In an email, Michael Edwards, a spokesperson for the department, said there are approximately 20 teacher vacancies as of Aug. 23. He said that compares to approximately 25 positions that were open as of Aug. 19.
Enrolling teacher positions account for those that are dedicated to classrooms of students, and the openings for those positions are divided “more or less evenly” across all schools in the territory, Edwards said.
Edwards said “a number” of job offers had been made to applicants, and more offers are expected in the coming days.
On Aug. 17, Nicole Morgan, the deputy minister of Education, announced during a briefing for reporters on COVID-19 in schools that non-enrolling staff with specialized roles may be pulled in to make up for teacher absences.
That means learning assistant teachers and counsellors are being taken away from their typical duties working closely with students who may be struggling to read, write and do arithmetic, and moved in front of the classroom, while students who require special support won’t get the extra attention they need.
It remains unclear how many non-enrolled or specialized positions are being put into teaching roles, given the year has just begun in some schools and has yet to begin in others, according to the department.
“For this reason, it is too early for us to provide information about non-enrolled or specialized positions being put in teacher roles,” Edwards said.

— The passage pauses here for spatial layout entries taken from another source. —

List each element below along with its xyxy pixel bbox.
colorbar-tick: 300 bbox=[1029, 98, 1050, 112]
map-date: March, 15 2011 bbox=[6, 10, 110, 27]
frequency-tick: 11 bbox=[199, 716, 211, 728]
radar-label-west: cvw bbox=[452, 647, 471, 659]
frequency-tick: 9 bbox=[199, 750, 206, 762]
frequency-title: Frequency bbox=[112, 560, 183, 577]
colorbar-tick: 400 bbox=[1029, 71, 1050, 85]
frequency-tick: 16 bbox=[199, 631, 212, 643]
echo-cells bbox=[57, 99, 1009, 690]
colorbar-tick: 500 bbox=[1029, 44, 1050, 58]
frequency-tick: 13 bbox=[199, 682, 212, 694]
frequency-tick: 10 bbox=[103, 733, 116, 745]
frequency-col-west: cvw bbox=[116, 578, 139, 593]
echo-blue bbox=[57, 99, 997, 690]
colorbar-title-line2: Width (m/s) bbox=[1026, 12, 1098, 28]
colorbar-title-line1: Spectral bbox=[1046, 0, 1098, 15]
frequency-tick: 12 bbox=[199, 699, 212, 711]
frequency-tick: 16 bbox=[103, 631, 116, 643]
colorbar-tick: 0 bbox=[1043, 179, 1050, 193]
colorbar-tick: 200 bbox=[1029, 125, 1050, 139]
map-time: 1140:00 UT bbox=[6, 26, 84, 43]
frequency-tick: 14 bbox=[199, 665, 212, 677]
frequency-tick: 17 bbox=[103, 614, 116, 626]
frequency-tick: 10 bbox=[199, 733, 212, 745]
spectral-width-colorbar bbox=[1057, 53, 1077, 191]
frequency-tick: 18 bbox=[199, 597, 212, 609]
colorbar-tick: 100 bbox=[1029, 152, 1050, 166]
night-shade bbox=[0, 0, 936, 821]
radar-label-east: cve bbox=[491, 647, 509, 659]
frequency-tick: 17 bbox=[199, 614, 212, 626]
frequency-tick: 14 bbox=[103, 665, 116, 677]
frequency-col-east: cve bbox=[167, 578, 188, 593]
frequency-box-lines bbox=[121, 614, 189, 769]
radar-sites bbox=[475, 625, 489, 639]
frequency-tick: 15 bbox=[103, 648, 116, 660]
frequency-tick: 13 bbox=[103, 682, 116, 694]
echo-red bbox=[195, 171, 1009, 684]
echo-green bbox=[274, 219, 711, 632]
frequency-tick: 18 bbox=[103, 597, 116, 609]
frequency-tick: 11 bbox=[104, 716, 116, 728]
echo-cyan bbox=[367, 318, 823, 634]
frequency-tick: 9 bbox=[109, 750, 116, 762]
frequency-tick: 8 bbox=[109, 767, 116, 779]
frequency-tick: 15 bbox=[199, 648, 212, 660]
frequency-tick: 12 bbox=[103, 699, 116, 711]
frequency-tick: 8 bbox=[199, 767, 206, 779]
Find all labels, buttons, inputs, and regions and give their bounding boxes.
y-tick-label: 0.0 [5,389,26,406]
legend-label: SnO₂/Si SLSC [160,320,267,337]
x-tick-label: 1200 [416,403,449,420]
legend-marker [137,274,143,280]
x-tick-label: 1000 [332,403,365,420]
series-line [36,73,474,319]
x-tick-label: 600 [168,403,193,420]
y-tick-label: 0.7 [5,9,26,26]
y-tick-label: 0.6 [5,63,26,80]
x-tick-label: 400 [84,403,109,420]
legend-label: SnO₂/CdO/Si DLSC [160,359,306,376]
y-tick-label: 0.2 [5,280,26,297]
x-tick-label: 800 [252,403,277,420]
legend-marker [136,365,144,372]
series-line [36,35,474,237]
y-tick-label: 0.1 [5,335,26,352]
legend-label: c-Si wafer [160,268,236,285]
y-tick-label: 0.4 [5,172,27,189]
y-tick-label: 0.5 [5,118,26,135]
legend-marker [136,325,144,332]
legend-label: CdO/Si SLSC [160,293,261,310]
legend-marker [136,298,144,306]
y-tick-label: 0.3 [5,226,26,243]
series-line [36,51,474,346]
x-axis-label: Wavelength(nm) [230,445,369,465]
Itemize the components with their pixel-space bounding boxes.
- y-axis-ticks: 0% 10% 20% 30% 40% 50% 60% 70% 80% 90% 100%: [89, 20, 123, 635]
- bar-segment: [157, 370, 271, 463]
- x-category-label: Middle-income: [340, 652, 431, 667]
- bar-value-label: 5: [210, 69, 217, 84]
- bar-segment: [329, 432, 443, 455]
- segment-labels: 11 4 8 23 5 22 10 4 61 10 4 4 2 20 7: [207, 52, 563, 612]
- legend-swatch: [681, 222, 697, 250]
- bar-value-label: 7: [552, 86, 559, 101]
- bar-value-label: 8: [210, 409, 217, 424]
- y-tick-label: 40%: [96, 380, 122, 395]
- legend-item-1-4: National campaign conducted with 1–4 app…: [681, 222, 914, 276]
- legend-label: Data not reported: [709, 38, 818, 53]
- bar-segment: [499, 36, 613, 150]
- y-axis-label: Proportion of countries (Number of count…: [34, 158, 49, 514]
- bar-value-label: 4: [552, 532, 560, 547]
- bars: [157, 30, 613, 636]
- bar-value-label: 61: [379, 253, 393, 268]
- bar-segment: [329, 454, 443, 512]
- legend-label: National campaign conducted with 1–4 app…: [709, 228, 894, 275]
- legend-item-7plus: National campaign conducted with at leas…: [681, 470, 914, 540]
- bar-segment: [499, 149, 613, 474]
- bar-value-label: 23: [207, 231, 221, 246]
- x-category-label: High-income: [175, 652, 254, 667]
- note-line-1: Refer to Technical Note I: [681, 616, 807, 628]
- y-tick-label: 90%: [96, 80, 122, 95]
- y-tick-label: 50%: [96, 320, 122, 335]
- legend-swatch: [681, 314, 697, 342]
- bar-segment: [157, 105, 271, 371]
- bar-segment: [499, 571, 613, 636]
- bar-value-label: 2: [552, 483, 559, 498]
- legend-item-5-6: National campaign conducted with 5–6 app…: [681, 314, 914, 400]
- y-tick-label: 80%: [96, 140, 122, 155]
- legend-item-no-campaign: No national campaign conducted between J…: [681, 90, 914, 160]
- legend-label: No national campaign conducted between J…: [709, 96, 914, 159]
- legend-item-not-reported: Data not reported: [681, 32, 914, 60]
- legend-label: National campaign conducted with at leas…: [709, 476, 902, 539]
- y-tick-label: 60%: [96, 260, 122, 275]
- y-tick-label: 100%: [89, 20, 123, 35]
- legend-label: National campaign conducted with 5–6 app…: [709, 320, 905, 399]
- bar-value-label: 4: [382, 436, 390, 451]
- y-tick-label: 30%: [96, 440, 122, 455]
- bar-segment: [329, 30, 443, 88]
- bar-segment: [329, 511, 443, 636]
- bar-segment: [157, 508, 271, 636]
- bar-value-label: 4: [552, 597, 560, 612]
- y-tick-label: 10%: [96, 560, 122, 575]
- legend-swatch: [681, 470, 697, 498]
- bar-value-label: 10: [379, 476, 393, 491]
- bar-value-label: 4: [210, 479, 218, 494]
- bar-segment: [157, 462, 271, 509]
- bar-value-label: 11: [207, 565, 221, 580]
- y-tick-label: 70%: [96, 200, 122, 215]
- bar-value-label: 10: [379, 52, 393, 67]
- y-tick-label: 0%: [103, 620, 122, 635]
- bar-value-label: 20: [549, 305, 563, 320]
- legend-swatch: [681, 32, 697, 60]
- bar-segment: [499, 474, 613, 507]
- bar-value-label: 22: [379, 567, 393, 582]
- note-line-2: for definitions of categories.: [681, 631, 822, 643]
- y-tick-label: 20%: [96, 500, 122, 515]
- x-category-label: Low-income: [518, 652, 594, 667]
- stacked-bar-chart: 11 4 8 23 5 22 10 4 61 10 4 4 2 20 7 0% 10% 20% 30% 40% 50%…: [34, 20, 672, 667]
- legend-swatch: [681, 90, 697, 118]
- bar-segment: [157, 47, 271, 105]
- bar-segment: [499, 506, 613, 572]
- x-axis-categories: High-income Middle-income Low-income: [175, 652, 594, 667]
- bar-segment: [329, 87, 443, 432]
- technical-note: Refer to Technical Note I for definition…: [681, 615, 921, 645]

Hupé said “that’s all fair and good” because educators will “do whatever it takes to fill the gaps” and at the end of the day there needs to be “a teaching body” at the front of the classroom.
However, he said, that makes it difficult for the department to follow through on its inclusive education agenda in response to the 2019 auditor general’s report. The audit found the department has been unable to close gaps in educational outcomes and did not know whether its approach to inclusive education was working.
“When we are not at full complement, it is those vulnerable learners that are at risk,” Hupé said.
In an Aug. 18 release, the Yukon Party is blaming the Yukon government for the number of job vacancies in schools.
“To fill the gaps, there are reports of patchwork solutions of staff being required to take on positions outside their specialty,” reads the release.
“It seems these concerns are unfortunately becoming a reality, and is another indication that this Liberal government has simply checked out.”
The Yukon Party cites a letter that calls out the lack of substantive action taken on inclusive and special education. Hupé leads one of four groups — along with Autism Yukon, LDAY Centre for Learning and Association of Yukon School Councils, Boards and Committees — that penned the joint letter dated Jan. 4 to Education Minister Jeanie McLean.
“We are hearing from those on the ground that the education system in the Yukon has never been in worse shape,” education critic Scott Kent of the Yukon Party said in the release.
“For a government that says they are making education a priority, it seems Yukon educators, students and parents are bearing the brunt of the Liberals’ failure to address these concerns over the summer.”
Hupé is pleading for the department of Education to be more vigorous in its recruitment practices to get qualified teachers in front of classrooms in the territory and let specialized staff provide the much-needed support to students.
“How can we embark on an inclusive education agenda when the very people who are the key players in supporting vulnerable children and their learning and inclusive education are in an assignment that they’re not supposed to be?”